Even now while watching PRIME CUT I find myself half waiting for it to turn into the normal version of what I expect it will be and that never happens. That’s one of the things I like about it. The film moves, burrowing into its nastiness while acknowledging how fucked up it is, aware of how darkly twisted in its blunt force that it is every step of the way. Oddly, the film seems to have opened the very same week in June 1972 as that other Michael Ritchie film THE CANDIDATE which is also focused on America just with a little more naturalism mixed in with the satire. This sounds like a good double bill to try sometime. Vincent Canby in The New York Times liked one more than the other (you can guess which; he called PRIME CUT “somewhat sick-making and essentially silly”) but although he saw connections between them in how the country was portrayed by the two he didn’t really care and he was never one to go much below the surface of a film anyway. As for post-70s Ritchie, his output in the 80s included THE SURVIVORS (doesn’t work, but has an ending that’s always stayed with me) as well as FLETCH (still pretty good but you already know that) along with a number of junky, sloppy star vehicles like WILDCATS, THE GOLDEN CHILD, FLETCH LIVES, films where the happy endings are as hollow as everything else in them. But as for right now, I suspect that as long as we keep eating meat the America of PRIME CUT is still going to be there. So I’ll keep trying to eat more vegetables. For Michael Ritchie, who passed away back in 2001, it wasn’t about winning, it was just about being alive.
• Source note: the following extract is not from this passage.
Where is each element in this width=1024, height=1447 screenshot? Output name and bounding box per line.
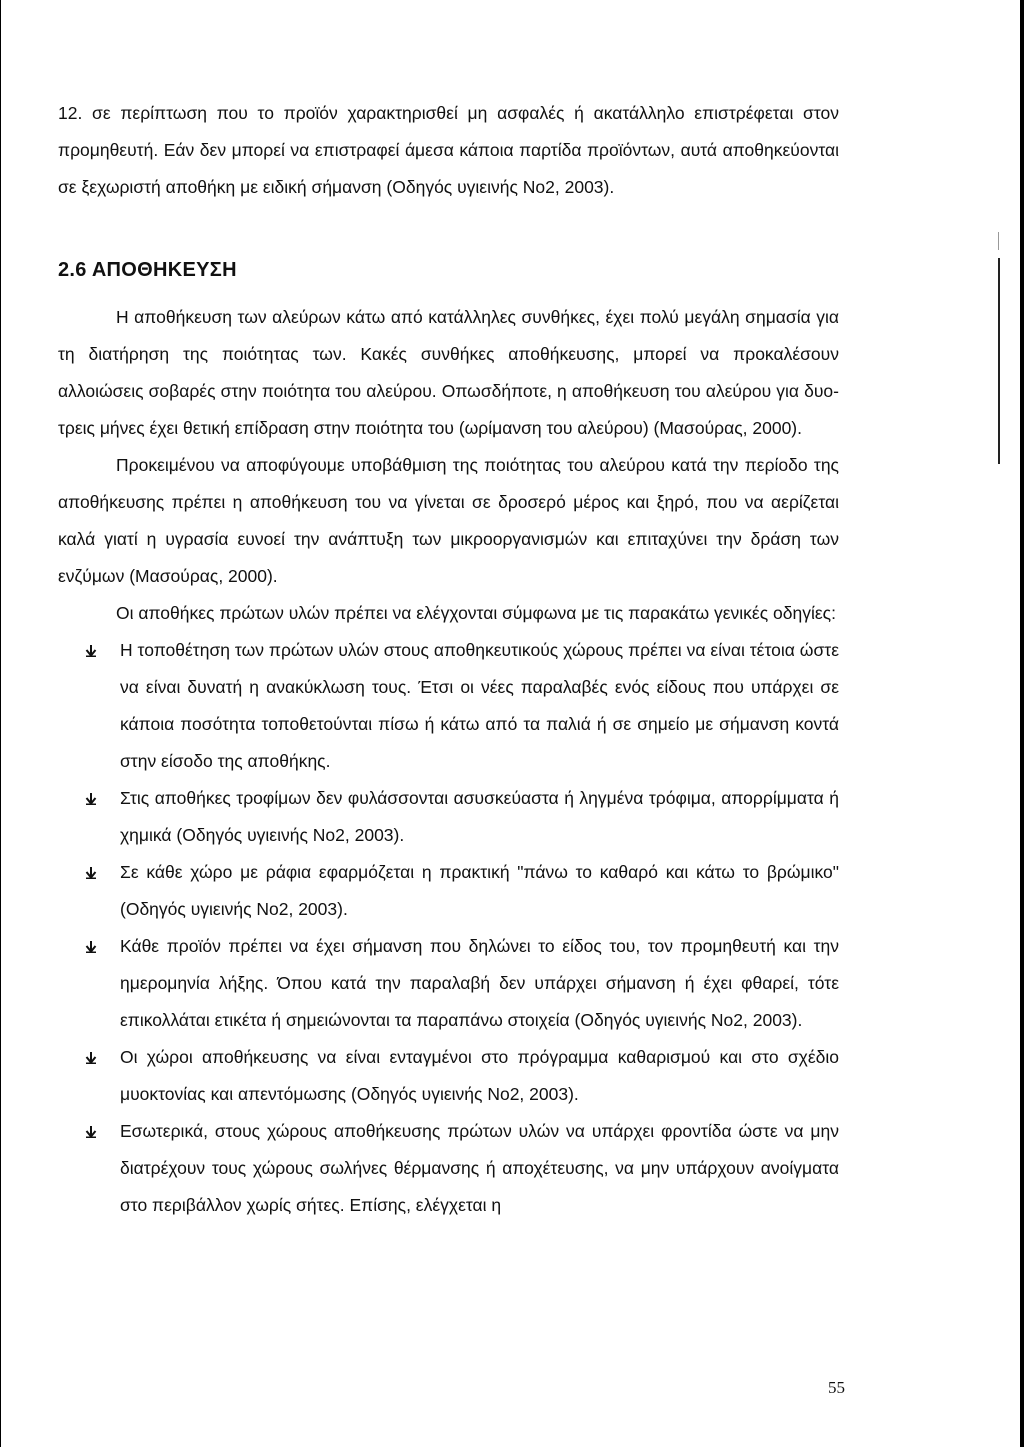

It’s hoping against hope for the next day. It’s being human. It’s being free. Right now things seem more complicated than that but there are days where it feels like little else matters quite so much. And if we’re ever going to treat human beings like human beings, it’ll have to start somewhere.
An excellent piece on an underappreciated director; this movie makes me wish Ritchie had done 99 and 44/100% Dead (second choice: Mike Hodges).
ReplyDeleteIf Mike Hodges had directed 99 and 44/100% Dead (with Michael Caine?) would it be Pulp? I keep trying with that movie, hoping it'll suddenly become great and never happens. Glad you liked the piece, many thanks!